A trajetória ainda inicial de uma integração dos Brics, abordaram os especialistas, pode possibilitar um desenvolvimento econômico com distribuição de renda. A criação do Novo Banco de Desenvolvimentos dos Brics e do Acordo Contingente de Reserva, que devem ser apresentados oficialmente na próxima Cúpula que será realizada em Fortaleza, são importantes passos para essa a associação. Ainda falta, porém, acreditam, planejamento efetivo ao Brasil e à África do Sul, como foi implantado na China e na Índia nas últimas décadas.

O Consenso do Rio destaca o elevado desempenho econômico e social dos Brics frente aos países industrializados avançados e lembra que, apesar da crise que ainda vivem, elites teimam em manter a política de mínima participação do Estado na economia e autorregulação do mercado, para pagar menos impostos. São 11 itens propositivos como um conjunto de estratégias que vêm sendo usadas ou que os especialistas acreditam que devam ser adotadas pelos Governos.

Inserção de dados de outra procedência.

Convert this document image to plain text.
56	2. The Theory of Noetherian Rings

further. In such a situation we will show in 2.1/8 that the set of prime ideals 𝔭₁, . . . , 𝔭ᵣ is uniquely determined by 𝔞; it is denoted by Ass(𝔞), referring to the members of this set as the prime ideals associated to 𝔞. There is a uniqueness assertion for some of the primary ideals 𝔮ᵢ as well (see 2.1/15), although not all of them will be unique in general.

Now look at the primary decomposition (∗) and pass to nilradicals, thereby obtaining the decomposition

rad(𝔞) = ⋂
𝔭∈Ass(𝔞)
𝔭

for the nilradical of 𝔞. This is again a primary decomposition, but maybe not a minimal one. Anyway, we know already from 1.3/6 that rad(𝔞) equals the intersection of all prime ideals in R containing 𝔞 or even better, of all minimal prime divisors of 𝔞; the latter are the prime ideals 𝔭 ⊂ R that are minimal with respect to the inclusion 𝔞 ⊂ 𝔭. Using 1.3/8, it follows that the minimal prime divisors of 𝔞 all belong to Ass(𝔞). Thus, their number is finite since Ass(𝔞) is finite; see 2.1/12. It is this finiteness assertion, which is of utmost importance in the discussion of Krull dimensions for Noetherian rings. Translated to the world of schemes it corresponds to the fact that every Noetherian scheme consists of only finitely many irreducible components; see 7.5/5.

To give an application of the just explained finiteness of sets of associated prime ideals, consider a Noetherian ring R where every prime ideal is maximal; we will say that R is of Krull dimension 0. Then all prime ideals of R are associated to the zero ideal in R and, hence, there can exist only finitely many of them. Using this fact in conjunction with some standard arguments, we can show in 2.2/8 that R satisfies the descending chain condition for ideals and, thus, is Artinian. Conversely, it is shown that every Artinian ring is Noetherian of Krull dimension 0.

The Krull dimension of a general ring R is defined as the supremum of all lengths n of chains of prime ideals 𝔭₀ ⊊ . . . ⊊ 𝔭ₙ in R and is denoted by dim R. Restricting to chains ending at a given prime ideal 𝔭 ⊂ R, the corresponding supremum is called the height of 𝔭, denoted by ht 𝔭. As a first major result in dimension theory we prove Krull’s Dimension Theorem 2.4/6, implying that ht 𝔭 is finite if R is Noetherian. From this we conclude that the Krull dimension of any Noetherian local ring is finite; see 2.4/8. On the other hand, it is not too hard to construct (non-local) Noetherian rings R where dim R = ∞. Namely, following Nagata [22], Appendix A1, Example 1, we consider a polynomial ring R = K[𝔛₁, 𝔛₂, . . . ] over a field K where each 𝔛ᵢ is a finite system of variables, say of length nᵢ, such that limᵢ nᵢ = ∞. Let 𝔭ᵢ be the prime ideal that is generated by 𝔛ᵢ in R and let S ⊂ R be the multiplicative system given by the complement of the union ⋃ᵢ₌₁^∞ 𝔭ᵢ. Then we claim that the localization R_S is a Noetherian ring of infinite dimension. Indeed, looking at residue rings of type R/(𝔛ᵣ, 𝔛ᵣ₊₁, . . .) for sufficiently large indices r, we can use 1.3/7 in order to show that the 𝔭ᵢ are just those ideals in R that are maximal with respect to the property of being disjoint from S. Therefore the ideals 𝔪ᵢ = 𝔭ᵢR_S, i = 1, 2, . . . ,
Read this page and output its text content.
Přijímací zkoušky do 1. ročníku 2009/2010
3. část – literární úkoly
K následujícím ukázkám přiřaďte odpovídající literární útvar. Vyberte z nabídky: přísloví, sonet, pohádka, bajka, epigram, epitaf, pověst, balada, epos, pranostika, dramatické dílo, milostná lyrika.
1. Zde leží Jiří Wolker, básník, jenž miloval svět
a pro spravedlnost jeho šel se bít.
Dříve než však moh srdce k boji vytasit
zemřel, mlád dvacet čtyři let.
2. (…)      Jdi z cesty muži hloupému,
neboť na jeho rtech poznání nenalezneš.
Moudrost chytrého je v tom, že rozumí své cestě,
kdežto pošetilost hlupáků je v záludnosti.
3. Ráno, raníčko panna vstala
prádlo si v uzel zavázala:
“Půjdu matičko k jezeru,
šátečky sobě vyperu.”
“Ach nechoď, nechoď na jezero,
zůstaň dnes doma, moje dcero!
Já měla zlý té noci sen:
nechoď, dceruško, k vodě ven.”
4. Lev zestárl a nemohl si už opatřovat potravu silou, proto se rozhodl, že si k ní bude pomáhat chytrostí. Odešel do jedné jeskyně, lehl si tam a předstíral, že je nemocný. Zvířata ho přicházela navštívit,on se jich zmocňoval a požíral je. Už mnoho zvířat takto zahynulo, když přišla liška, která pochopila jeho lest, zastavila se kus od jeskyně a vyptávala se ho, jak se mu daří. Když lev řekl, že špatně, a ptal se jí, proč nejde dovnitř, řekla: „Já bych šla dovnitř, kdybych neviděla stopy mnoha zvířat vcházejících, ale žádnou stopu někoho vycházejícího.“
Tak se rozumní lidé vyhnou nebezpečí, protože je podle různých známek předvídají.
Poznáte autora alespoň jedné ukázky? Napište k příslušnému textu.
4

Entre elas estão a garantia de uma forte presença reguladora do governo na economia, especialmente em setores estratégicos, e compromisso em garantir bens básicos para a população; forte sistema de bancos públicos de desenvolvimento; compromisso com políticas fiscais anticíclicas; controle de capitais para evitar ondas financeiras especulativas; e política de integração econômica estrategicamente planejada.

A formulação de uma carta contra o neoliberalismo se torna possível agora devido ao colapso do próprio sistema, diz José Carlos de Assis, presidente do Instituto de Estudos Estratégicos para a Integração da América do Sul (Intersul), entidade que organizou a Conferência junto à Coppe/UFRJ. Proposta parecida, lembra, seria quase impossível de ser apresentada na década de 1990, por exemplo, quando o modelo dominou os cadernos de economia de jornais do mundo inteiro, com exceção da China e do seu entorno asiático.

“O Consenso do Rio só é possível hoje por causa do fracasso prático do neoliberalismo, que ainda se arrasta. O sistema social-democrata, não como ficou conhecido no Brasil mas como é em sua essência, está sendo destruído na Europa. Nos Estados Unidos, se não fosse a determinação de Obama, os americanos estariam perdidos”, declarou Assis ao Jornal do Brasil.

Planejamento estratégico, integração e participação da sociedade são essenciais

Dércio Garcia Munhoz, professor de Economia da UnB até 1996, ex-presidente do Conselho Federal de Economia e do Conselho Nacional da Previdência Social, alertou para o fato do Brasil ter não possuir capacidade de planejamento, comentário reforçado pelo especialista Santosh Mehrotra, que também criticou o planejamento recente, mas pouco eficaz, da África do Sul. “Não apenas o Brasil, mas, na América Latina, todos os países perderam a habilidade de planejamento estratégico”, alega Santosh. 

Santosh Mehrotra é um indiano PHD em Economia pela Universidade de Cambridge e Conselheiro do Governo da Índia. Ele explica que, analisando a trajetória dos Brics, percebe-se uma certa falta de foco em quatro aspectos – no comércio, no investimento, no campo financeiro e na cooperação. A China, por exemplo, é o principal parceiro comercial para todos os outros integrantes do grupo, mas o contrário não acontece. O investimento entre os países também ainda “não é exatamente grande”. 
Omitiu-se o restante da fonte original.